Revive and elevate the status of the currently moribund NSPPC for the purpose of directing and coordinating interagency policy planning. The new deputy national security adviser for strategic planning would chair the committee, which would meet at the assistant secretary level. A list of planning priorities based on the findings of the national security risk assessment would be generated and approved by the principals committee of the NSC. The principal planning departments of the relevant bureaus would conduct the bulk of the planning under the direction of the deputy national security adviser. The intent would not be to develop detailed operational plans but rather identify broad policy options to lessen the likelihood of a specific threat or undesired crisis from materializing and mitigate the potential negative consequences if it did. These planning documents would be reviewed twice a year by the deputies committee of the NSC, which would recommend revisions and direct follow-on action.
Establish a separate Directorate for Complex Contingency Operations within the NSC to oversee and coordinate humanitarian relief and crisis stabilization missions across the U.S. government. Its directing staff should preferably not be short-term political appointees.
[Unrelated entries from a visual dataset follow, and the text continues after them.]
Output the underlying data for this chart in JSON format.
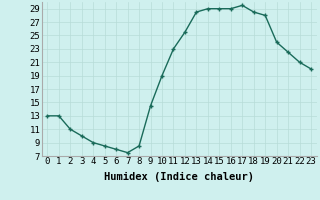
{
  "x": [
    0,
    1,
    2,
    3,
    4,
    5,
    6,
    7,
    8,
    9,
    10,
    11,
    12,
    13,
    14,
    15,
    16,
    17,
    18,
    19,
    20,
    21,
    22,
    23
  ],
  "y": [
    13,
    13,
    11,
    10,
    9,
    8.5,
    8,
    7.5,
    8.5,
    14.5,
    19,
    23,
    25.5,
    28.5,
    29,
    29,
    29,
    29.5,
    28.5,
    28,
    24,
    22.5,
    21,
    20
  ],
  "line_color": "#1a6b5a",
  "marker": "+",
  "marker_size": 3,
  "marker_edge_width": 1.0,
  "bg_color": "#cff0ee",
  "grid_color": "#b8dcd8",
  "xlabel": "Humidex (Indice chaleur)",
  "xlim": [
    -0.5,
    23.5
  ],
  "ylim": [
    7,
    30
  ],
  "yticks": [
    7,
    9,
    11,
    13,
    15,
    17,
    19,
    21,
    23,
    25,
    27,
    29
  ],
  "xtick_labels": [
    "0",
    "1",
    "2",
    "3",
    "4",
    "5",
    "6",
    "7",
    "8",
    "9",
    "10",
    "11",
    "12",
    "13",
    "14",
    "15",
    "16",
    "17",
    "18",
    "19",
    "20",
    "21",
    "22",
    "23"
  ],
  "xlabel_fontsize": 7.5,
  "tick_fontsize": 6.5,
  "line_width": 1.0
}
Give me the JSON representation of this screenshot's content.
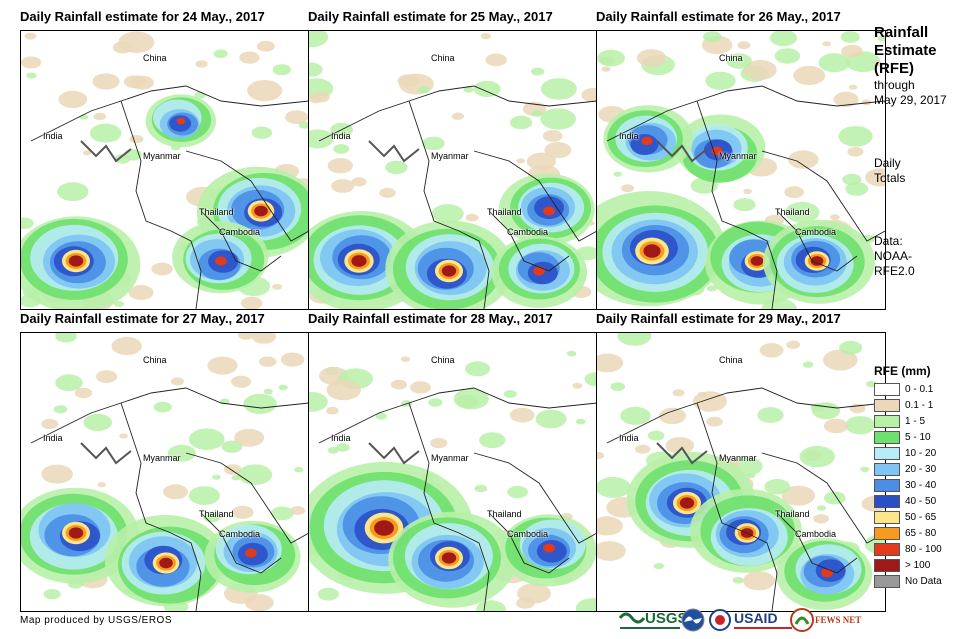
{
  "panels": [
    {
      "title": "Daily Rainfall estimate for 24 May., 2017"
    },
    {
      "title": "Daily Rainfall estimate for 25 May., 2017"
    },
    {
      "title": "Daily Rainfall estimate for 26 May., 2017"
    },
    {
      "title": "Daily Rainfall estimate for 27 May., 2017"
    },
    {
      "title": "Daily Rainfall estimate for 28 May., 2017"
    },
    {
      "title": "Daily Rainfall estimate for 29 May., 2017"
    }
  ],
  "places": {
    "china": "China",
    "india": "India",
    "myanmar": "Myanmar",
    "thailand": "Thailand",
    "cambodia": "Cambodia"
  },
  "side": {
    "title_line1": "Rainfall",
    "title_line2": "Estimate",
    "title_line3": "(RFE)",
    "through_line1": "through",
    "through_line2": "May 29, 2017",
    "daily_line1": "Daily",
    "daily_line2": "Totals",
    "source_line1": "Data:",
    "source_line2": "NOAA-",
    "source_line3": "RFE2.0"
  },
  "legend": {
    "title": "RFE (mm)",
    "items": [
      {
        "label": "0 - 0.1",
        "color": "#ffffff"
      },
      {
        "label": "0.1 - 1",
        "color": "#ead8b8"
      },
      {
        "label": "1 - 5",
        "color": "#b8f0a8"
      },
      {
        "label": "5 - 10",
        "color": "#6ee06e"
      },
      {
        "label": "10 - 20",
        "color": "#b8ecf6"
      },
      {
        "label": "20 - 30",
        "color": "#7ec4f4"
      },
      {
        "label": "30 - 40",
        "color": "#4a8ee6"
      },
      {
        "label": "40 - 50",
        "color": "#2a50c8"
      },
      {
        "label": "50 - 65",
        "color": "#fce68a"
      },
      {
        "label": "65 - 80",
        "color": "#f89a1e"
      },
      {
        "label": "80 - 100",
        "color": "#e23a1a"
      },
      {
        "label": "> 100",
        "color": "#a01818"
      },
      {
        "label": "No Data",
        "color": "#999999"
      }
    ]
  },
  "credit": "Map produced by USGS/EROS",
  "logos": {
    "usgs": "USGS",
    "usaid": "USAID",
    "fews": "FEWS NET"
  }
}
Reforms identified in the 2010 Quadrennial Diplomacy and Development Review to enhance in-house capacity for crisis prevention and response at the State Department and USAID need to be implemented and fully funded by Congress. These include the development of an interagency International Operational Response Framework to facilitate government coordination, a roster of on-call experts with proven functional and regional expertise that can be assembled and even deployed at short notice, and a Complex Crises Fund for unforeseen contingencies.